In 1934, various leftist factions allied and expelled the mobsters from Local 302 and took over its direction. The resulting unity process of cafeteria unions developed many Puerto Rican leaders. Juan Aviles was elected to the Executive Council in 1936, and Jose Garcia also worked as representative of the Local’s Spanish Workers Club in 1940. After the merger the union prepared for a general strike of food workers and held mass meetings of 600 led by the cafeteria workers local (FWIU). An organizing drive had gained 800 new members shared among all collaborating food unions. By November 1934 a large strike was called by Local 302 and with Local 110 of FWIU a joint strike committee was established. The AFL ordered Local 302 to end the strike, but Local 302 workers refused the order, holding out for the original demands of $35/week for countermen. By the end of 1936, the FPWIL merger with the AFL cafeteria locals was complete. Local 110 merged with Local 302, and Juan Aviles got elected to the Executive Committee of the local. They then affiliated with the CIO.

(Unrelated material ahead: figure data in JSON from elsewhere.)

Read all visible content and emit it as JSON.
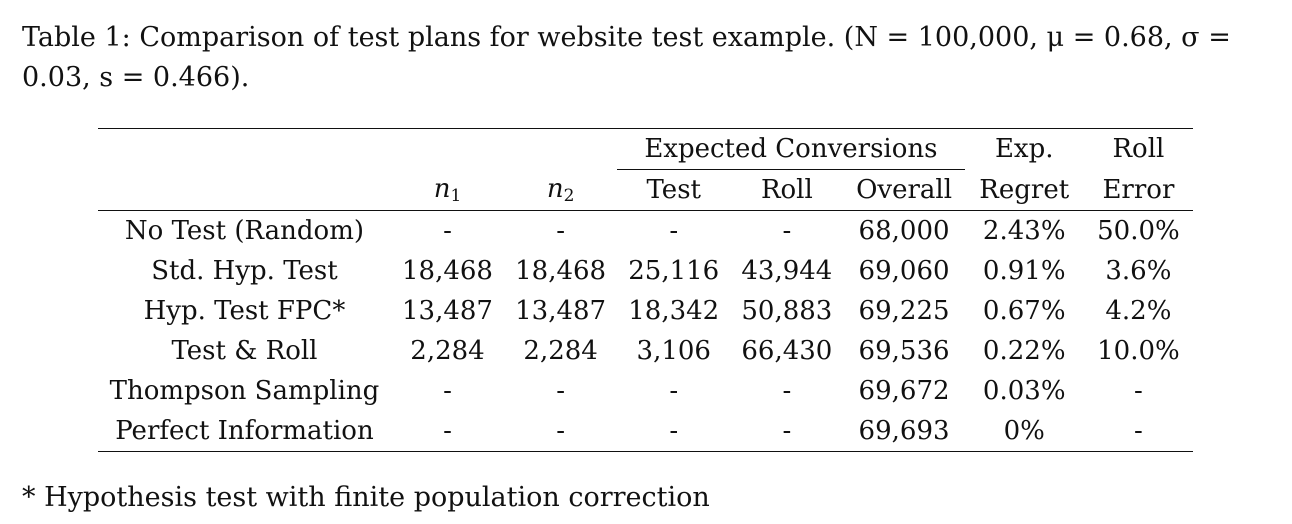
{
  "caption": {
    "label": "Table 1:",
    "text": "Comparison of test plans for website test example.",
    "params": "(N = 100,000, μ = 0.68, σ = 0.03, s = 0.466)."
  },
  "header": {
    "group_expected": "Expected Conversions",
    "exp_top": "Exp.",
    "exp_bottom": "Regret",
    "roll_top": "Roll",
    "roll_bottom": "Error",
    "n1_base": "n",
    "n1_sub": "1",
    "n2_base": "n",
    "n2_sub": "2",
    "test": "Test",
    "roll": "Roll",
    "overall": "Overall"
  },
  "rows": [
    {
      "label": "No Test (Random)",
      "n1": "-",
      "n2": "-",
      "test": "-",
      "roll": "-",
      "overall": "68,000",
      "regret": "2.43%",
      "error": "50.0%"
    },
    {
      "label": "Std. Hyp. Test",
      "n1": "18,468",
      "n2": "18,468",
      "test": "25,116",
      "roll": "43,944",
      "overall": "69,060",
      "regret": "0.91%",
      "error": "3.6%"
    },
    {
      "label": "Hyp. Test FPC*",
      "n1": "13,487",
      "n2": "13,487",
      "test": "18,342",
      "roll": "50,883",
      "overall": "69,225",
      "regret": "0.67%",
      "error": "4.2%"
    },
    {
      "label": "Test & Roll",
      "n1": "2,284",
      "n2": "2,284",
      "test": "3,106",
      "roll": "66,430",
      "overall": "69,536",
      "regret": "0.22%",
      "error": "10.0%"
    },
    {
      "label": "Thompson Sampling",
      "n1": "-",
      "n2": "-",
      "test": "-",
      "roll": "-",
      "overall": "69,672",
      "regret": "0.03%",
      "error": "-"
    },
    {
      "label": "Perfect Information",
      "n1": "-",
      "n2": "-",
      "test": "-",
      "roll": "-",
      "overall": "69,693",
      "regret": "0%",
      "error": "-"
    }
  ],
  "footnote": "* Hypothesis test with finite population correction"
}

At the Horn and Hardart cafeterias, a company union provided minimal benefits to its 1000 workers, some of which had improved since the NRA. But wages were low, and black and female workers received even lower wages. When pressed with the threat of union organizing the company raised wages 5%. Another strike led by Local 302 at Horn and Hardart failed. A strike at another cafeteria chain, Bickfords, lasted weeks but gave hope to Horn and Hardart workers. Local 302 efforts continued with another major organizing campaign in 1939. Puerto Ricans and other Spanish speaking workers had been central to the organizing drive in these cafeterias including Childs. Local 42 leaders recalled "es para mi una felicidad poder expresar mi apreciacion profunda que siento por los compañeros hispanos de la local 42….Fueron ellos los que sentaros los nucleos en los diferentes establacimientos "Childs" sobre los cuales crecio y se desarollo la local.”The prominent role of Spanish speakers led to having two Puerto Ricans in the Local’s leadership which boasted 3200 members, 400 of which were Hispanic.
By 1940 Local 302 had grown to 10,000 members and included even more Puerto Rican workers than when it was reorganized. At Sunshine Biscuit Co. workers were fired for joining the union: John Lucero, a mechanic, Bartolo Guzman, a laborer, Felix an oven man, Otilio Cruz, a laborer, Eduardo Matos an oven man, Eddie Ortiz an oven man—all with 3 to 13 years of work at the plant. They received the solidarity of “hundreds of workers” who “ha[d] approached the discharged employees promising their full and wholehearted support.” Eventually the workers were reinstated and wage increases won for the plant. National Biscuit Company (later known as Nabisco, where dozens if not hundreds of Puerto Ricans worked since the late 1910s) was unionized in the mid-1930s. During the early years of the Depression hours had been extended and wages cut to $12/week for 10-12 hour workday. In 1935, a major succesful strike of its 3000 workers was declared.
Hotel work was hard. Puerto Rican labor leader Armando Betances recalled making $15/week with no benefits during the 1930s for 48 hours work. In order to earn a decent living he worked overtime for another 10 hours a day and got only a few hours of sleep. Even before he worked to bring the union, he organized the hotel workers to reject overtime pay unless it was a higher pay rate after a Depression pay cut, eventually forcing the hotel to pay time and a half at a rate of .45/hour in 1931. The 1934 hotel strike proved to be a critical moment in the organizing of hotels, a process that continued into the mid-1940s. As in many other industries, it was driven by a 25% drop in wages during the first years of the Depression. Cooks who started at $40 were now making $30. A general strike of hotels was called in February 1934, and another in March 1936 when 2500 hotel workers in midtown joined buildings service workers, amounting to more than 7000 workers on strike.